Body Scanners at Eppley Give Suburban Mom a Cheap Thrill
The life of a suburban mom in Omaha, Nebraska, is pretty darn exciting. As we drive from soccer games to the grocery store to the pediatrician’s office, we sigh and try to remember what life was like before we became a chauffeur without the tips and cool uniform. But now, everything is about to change with the addition of the new body scanner at Eppley Airfield.
I first encountered one of these scanners at the Indianapolis airport a few months ago. After I was randomly chosen from a line of more than one thousand passengers who I thought looked a lot shadier than me, a TSA employee asked me to step inside a tiny booth. I secretly wondered if I was about to be beamed up to a new planet that needed a fearless women leader. As I searched inside the booth for a coin-operated telephone, I worried how long it was going to take the TSA employee to discover that my svelte body was not the result of several hours of working out at the gym each week, but instead the result of squeezing my cellulite—with the help of a putty knife, a crowbar, and a stick of butter—into a slimming body suit that was carefully hidden under my clothes.
After the security officer instructed me to stand on giant footprints that looked like they belonged to a Sasquatch instead of a human, I began to sweat profusely while imagining a group of TSA employees sitting in front of a big screen television stuffing popcorn in their mouths and laughing hysterically as they watched a chalk-like etching of my bloated body appear on the screen. As I stood in sweaty silence on the giant footprints, I was deriving absolutely no comfort from remembering a recent article that informed airport travelers that the officer who views the blurry images of naked bodies is apparently safe inside a remote, locked room—also known as a jail cell.
As a TSA employee shouted from somewhere in the distance (probably Chicago), “Put your arms over your head,” I cried out to anyone who was listening, “I already had my mammogram last month!” Out of habit and just in case two giant slides were going to emerge from the ceiling and squash the life out of any body parts that were protruding from my body, I held my breath, squeezed my eyes shut, and went to my happy place.
Five seconds seemed like five hours. Finally, the security officer motioned me off the Sasquatch footprints and out of the booth where he informed me that in the future I could choose to either stand in the scanner again or be frisked by a total stranger randomly chosen from the line behind me. It would be a tough decision led only by one factor—how exciting my day had really been up to that point.
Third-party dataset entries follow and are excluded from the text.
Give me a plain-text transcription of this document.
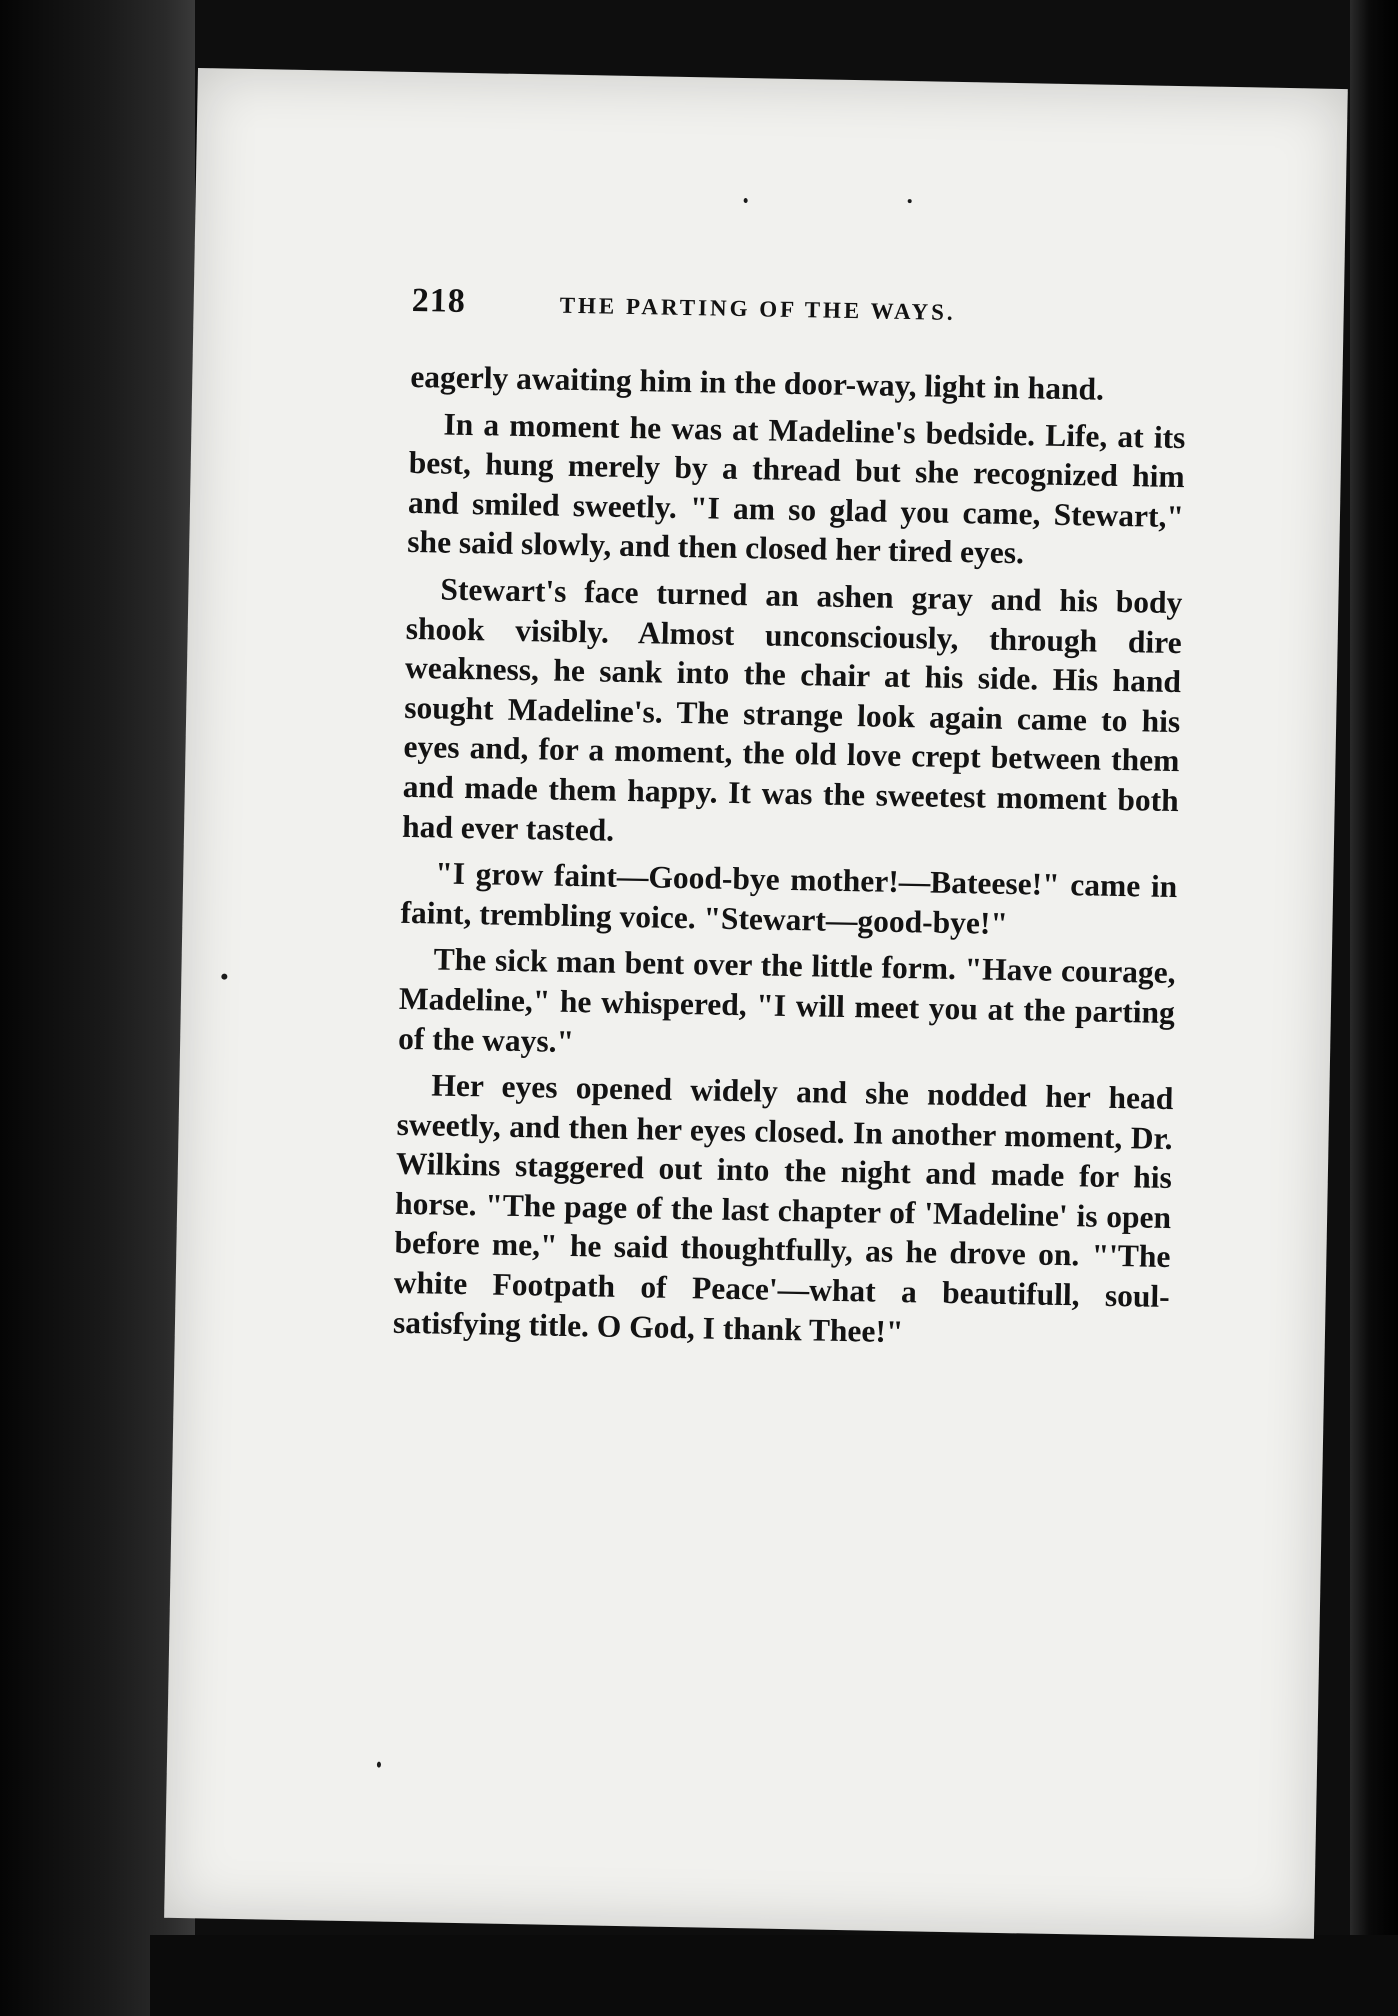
218	THE PARTING OF THE WAYS.

eagerly awaiting him in the door-way, light in hand.

In a moment he was at Madeline's bedside. Life, at its best, hung merely by a thread but she recognized him and smiled sweetly. "I am so glad you came, Stewart," she said slowly, and then closed her tired eyes.

Stewart's face turned an ashen gray and his body shook visibly. Almost unconsciously, through dire weakness, he sank into the chair at his side. His hand sought Madeline's. The strange look again came to his eyes and, for a moment, the old love crept between them and made them happy. It was the sweetest moment both had ever tasted.

"I grow faint—Good-bye mother!—Bateese!" came in faint, trembling voice. "Stewart—good-bye!"

The sick man bent over the little form. "Have courage, Madeline," he whispered, "I will meet you at the parting of the ways."

Her eyes opened widely and she nodded her head sweetly, and then her eyes closed. In another moment, Dr. Wilkins staggered out into the night and made for his horse. "The page of the last chapter of 'Madeline' is open before me," he said thoughtfully, as he drove on. "'The white Footpath of Peace'—what a beautifull, soul-satisfying title. O God, I thank Thee!"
I’m old enough to remember a time when traveling by air was a relaxing experience where passengers received real food, no one cared if our bags weighed sixty pounds or five thousand pounds, and the worst thing we had to worry about was whether the guy sitting next to us ate garlic for lunch.
By 2011, the TSA plans to install one thousand body scanners in airports around the country. I know that these scanners and those who view the images of airline passengers—in all our vulnerable, imperfect nakedness—help keep all of us safe. As a suburban mother who experiences very few thrills on a daily basis, I can’t wait.